The model area includes the Strangford Lough in Northern Ireland and part of the Irish Sea from South Rock in the North (N 54°24′, W −5°27′) to St John’s Point in the South (N 54°16′, W −5°36′) (Figure 1). These two points are joined in an arc taking the seaward open boundary sufficiently far from the high velocity outflows of the Strangford Narrows. In the calibration of the model this was identified as an issue with the original boundary being much closer to the Narrows than in the final model. The mesh can be constructed using either quadrangular or triangular elements or both using a flexible mesh (FM) technology [19]. In this application triangular element cells were used only to build the model allowing the user to define the size of the computational cells which may vary depending on the area of interest. Cell size will determine the accuracy of results from the model simulations to real time data so that the smaller the cell size, the more precise the model will be, but at the expense of computational speed. Outside Strangford Lough the cell size averaged ~200 m (Figure 3A), whereas within the Narrows and the inlets, the primary areas of interest, cell size averaged ~50 m (Figure 3B). This mesh resolution resulted in a total of 52,882 cells and 28,041 nodes in the final model version presented here (Strngf_6V05_msl).
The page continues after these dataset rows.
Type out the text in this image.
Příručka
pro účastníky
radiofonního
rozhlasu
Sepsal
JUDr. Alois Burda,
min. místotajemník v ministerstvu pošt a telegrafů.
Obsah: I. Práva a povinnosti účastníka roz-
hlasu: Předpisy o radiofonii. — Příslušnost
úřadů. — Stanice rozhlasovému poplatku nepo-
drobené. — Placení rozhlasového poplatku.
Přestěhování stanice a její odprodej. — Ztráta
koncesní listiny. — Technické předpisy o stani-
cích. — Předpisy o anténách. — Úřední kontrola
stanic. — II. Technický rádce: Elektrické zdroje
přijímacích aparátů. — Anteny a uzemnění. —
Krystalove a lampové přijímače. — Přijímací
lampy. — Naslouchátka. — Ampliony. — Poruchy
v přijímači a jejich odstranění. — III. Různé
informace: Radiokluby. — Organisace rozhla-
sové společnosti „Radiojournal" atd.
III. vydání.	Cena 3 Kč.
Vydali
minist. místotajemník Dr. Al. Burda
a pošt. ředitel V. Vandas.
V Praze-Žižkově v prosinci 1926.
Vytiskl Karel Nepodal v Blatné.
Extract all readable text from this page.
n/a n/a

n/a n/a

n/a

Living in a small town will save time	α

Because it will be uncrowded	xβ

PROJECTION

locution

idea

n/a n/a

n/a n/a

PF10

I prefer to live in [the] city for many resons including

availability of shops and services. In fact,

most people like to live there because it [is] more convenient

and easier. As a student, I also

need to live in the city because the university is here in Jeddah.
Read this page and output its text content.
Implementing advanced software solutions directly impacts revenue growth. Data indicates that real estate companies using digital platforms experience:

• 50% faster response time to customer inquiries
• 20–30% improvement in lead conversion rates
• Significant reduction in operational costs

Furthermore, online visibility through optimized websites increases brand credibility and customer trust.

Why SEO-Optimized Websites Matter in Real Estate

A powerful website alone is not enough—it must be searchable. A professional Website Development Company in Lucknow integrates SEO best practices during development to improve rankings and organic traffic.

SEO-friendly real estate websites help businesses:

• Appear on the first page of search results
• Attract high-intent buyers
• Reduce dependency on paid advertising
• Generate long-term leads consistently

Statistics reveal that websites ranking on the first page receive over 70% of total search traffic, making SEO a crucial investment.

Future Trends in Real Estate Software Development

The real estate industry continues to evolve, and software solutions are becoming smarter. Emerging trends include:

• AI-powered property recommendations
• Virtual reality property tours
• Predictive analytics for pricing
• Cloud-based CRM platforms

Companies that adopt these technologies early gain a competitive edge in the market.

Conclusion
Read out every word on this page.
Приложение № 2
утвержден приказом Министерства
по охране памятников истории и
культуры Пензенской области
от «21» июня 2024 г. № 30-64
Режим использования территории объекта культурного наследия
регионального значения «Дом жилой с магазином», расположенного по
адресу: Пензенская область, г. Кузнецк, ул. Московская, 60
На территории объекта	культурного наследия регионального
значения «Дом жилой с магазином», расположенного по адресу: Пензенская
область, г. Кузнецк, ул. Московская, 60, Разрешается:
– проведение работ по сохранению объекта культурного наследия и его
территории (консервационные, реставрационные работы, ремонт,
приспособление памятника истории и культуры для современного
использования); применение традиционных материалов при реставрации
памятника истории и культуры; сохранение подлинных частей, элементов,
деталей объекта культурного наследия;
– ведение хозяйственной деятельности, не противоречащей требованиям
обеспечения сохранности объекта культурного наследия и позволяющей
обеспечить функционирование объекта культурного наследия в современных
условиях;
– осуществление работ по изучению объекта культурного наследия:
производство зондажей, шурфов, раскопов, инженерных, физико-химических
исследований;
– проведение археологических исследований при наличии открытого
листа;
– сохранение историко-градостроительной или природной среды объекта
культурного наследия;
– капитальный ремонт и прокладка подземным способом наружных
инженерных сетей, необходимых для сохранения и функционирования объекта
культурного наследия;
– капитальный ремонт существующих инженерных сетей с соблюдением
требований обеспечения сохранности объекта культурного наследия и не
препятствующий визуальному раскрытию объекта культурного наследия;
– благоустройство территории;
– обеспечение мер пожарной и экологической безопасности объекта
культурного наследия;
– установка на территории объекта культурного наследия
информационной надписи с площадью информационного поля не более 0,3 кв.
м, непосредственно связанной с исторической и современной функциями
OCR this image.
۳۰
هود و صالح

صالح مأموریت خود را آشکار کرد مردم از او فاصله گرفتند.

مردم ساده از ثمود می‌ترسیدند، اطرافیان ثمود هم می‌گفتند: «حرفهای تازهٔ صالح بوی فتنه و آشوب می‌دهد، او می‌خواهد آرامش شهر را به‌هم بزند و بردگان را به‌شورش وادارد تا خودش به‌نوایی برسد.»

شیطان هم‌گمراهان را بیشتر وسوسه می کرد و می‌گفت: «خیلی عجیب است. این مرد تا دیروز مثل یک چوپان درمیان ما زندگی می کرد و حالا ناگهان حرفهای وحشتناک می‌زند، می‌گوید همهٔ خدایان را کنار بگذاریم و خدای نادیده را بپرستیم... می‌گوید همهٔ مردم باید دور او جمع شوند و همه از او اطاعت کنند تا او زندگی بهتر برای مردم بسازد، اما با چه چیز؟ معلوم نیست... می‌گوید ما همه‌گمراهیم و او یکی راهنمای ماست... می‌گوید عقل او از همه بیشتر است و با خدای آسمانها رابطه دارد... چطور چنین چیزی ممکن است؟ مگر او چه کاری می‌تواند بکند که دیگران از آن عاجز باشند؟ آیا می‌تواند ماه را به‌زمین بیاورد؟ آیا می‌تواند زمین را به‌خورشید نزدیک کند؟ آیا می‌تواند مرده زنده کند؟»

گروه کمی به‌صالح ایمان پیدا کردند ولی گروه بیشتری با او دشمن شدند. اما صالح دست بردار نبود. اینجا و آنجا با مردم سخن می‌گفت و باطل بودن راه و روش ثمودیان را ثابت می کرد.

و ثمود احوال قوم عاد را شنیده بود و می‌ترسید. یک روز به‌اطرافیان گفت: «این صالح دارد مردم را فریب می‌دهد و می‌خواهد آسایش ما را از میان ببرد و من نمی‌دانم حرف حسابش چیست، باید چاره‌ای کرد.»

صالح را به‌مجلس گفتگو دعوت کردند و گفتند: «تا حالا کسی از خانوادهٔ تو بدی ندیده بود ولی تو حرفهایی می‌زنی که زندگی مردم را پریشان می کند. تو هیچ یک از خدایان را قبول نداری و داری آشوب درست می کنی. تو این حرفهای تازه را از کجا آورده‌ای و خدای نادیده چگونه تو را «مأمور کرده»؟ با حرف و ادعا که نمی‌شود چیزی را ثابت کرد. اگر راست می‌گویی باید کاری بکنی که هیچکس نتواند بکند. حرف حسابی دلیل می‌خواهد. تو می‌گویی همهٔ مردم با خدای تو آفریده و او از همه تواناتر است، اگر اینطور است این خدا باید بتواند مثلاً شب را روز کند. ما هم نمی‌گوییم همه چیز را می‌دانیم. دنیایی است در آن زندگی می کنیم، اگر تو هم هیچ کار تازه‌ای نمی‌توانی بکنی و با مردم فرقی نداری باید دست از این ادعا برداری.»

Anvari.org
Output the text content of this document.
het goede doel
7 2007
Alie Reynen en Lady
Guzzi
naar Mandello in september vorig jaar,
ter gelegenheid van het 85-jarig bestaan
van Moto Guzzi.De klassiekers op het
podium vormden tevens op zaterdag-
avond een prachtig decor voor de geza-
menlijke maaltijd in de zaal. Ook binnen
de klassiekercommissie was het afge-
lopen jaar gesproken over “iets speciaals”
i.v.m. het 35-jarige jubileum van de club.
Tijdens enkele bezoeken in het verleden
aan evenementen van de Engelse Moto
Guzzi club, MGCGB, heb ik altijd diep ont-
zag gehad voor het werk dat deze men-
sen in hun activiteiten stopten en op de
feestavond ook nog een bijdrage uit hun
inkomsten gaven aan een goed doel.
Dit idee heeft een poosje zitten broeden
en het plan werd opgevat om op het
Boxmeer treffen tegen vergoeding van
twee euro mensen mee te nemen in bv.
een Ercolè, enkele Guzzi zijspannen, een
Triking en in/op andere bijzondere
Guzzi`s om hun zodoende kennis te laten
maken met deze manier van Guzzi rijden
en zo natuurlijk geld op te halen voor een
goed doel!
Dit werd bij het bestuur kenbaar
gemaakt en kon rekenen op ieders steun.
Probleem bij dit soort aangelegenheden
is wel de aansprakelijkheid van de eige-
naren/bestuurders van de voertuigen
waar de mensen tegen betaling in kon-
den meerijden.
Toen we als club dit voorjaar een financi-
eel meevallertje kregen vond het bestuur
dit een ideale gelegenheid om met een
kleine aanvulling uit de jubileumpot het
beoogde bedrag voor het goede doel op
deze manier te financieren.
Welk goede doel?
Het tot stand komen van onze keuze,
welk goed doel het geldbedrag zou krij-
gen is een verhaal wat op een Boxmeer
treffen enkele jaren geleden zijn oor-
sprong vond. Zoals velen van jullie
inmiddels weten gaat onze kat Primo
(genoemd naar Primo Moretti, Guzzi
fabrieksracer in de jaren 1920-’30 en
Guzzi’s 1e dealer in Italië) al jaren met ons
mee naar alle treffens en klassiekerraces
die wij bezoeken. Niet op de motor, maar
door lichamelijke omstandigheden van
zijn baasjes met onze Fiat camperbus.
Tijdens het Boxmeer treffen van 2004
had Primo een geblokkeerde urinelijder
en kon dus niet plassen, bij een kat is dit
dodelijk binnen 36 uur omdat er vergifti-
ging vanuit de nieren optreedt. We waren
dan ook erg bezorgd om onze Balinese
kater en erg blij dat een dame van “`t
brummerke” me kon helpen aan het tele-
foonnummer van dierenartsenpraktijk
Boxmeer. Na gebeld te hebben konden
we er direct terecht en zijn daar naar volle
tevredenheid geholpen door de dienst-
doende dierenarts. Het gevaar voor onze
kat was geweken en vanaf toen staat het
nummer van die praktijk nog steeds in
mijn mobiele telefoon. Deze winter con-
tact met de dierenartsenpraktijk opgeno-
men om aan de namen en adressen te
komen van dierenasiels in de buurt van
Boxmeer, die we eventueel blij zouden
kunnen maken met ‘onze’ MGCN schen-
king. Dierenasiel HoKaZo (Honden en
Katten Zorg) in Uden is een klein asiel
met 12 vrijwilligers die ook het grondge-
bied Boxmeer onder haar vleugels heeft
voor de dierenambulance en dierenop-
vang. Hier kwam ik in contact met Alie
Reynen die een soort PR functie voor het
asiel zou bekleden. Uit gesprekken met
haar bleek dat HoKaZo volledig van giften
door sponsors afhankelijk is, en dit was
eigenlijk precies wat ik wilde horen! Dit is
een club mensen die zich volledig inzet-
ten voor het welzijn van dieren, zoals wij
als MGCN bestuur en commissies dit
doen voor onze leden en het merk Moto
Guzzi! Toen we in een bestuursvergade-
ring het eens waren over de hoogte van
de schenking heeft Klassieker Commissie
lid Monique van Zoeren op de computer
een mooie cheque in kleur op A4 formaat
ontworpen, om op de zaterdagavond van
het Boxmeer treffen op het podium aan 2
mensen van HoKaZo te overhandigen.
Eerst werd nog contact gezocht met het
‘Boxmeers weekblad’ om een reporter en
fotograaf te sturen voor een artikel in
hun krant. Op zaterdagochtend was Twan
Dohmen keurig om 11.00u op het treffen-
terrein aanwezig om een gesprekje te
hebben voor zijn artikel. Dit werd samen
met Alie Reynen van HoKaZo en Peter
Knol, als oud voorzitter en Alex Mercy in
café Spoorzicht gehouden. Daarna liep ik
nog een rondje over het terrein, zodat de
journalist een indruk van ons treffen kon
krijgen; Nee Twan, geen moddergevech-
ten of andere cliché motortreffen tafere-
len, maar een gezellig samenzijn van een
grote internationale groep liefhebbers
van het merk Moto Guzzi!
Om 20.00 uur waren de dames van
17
Figure 3. Detailed mesh of the entrance to Strangford Lough (A) and inside Strangford Lough, characterised by islands and pladdies (B).

Figure 3. Detailed mesh of the entrance to Strangford Lough (A) and inside Strangford Lough, characterised by islands and pladdies (B).

2.3. Bathymetry

The bathymetry information was obtained from two sources. Part of the data was derived from SeaZone Raster bathymetry data referenced to chart datum. While the SeaZone data is offered as a seamless gridded data set, in this instance it was found to be deficient in the intertidal and shallow water area. Furthermore part of the Comber River inlet is missing in the digital data set. Thus intertidal heights were supplemented using data from the Admiralty chart 2156 Strangford Lough (December 2007 edition). Once a complete data set was obtained the datum was corrected to mean sea level using a corrective surface derived from lowest astronomical tide (LAT) to mean sea level differences.

2.4. Boundary Conditions

Strangford Lough is almost land-locked with a landward catchment area of 647 km² [20]. This area is relatively small considering the total Lough area of 134 km² such that salinity is nearly uniform and constant throughout the year [16]. The immediate surrounding area is relatively flat with most areas below 30 m elevation above sea level but with a maximum elevation of 290 m above sea level to the North of the Lough [20]. The total fresh water inflows are estimated at 495 mm per annum based on hydrological modelling (320 × 10⁶ m³/year, on average 10 m³/s) with relatively slow response (time to peak in the order of hours) to rainfall events [20]. There are three major freshwater inflow points; the Comber River in the northwest, the Blackwater River in the west and the Quoile River in the south west (Figure 1), the latter being barraged to allow inflows at certain stages of the tide only. The remaining runoff enters the Lough through direct runoff or small streams of mostly less than 5 km stream length.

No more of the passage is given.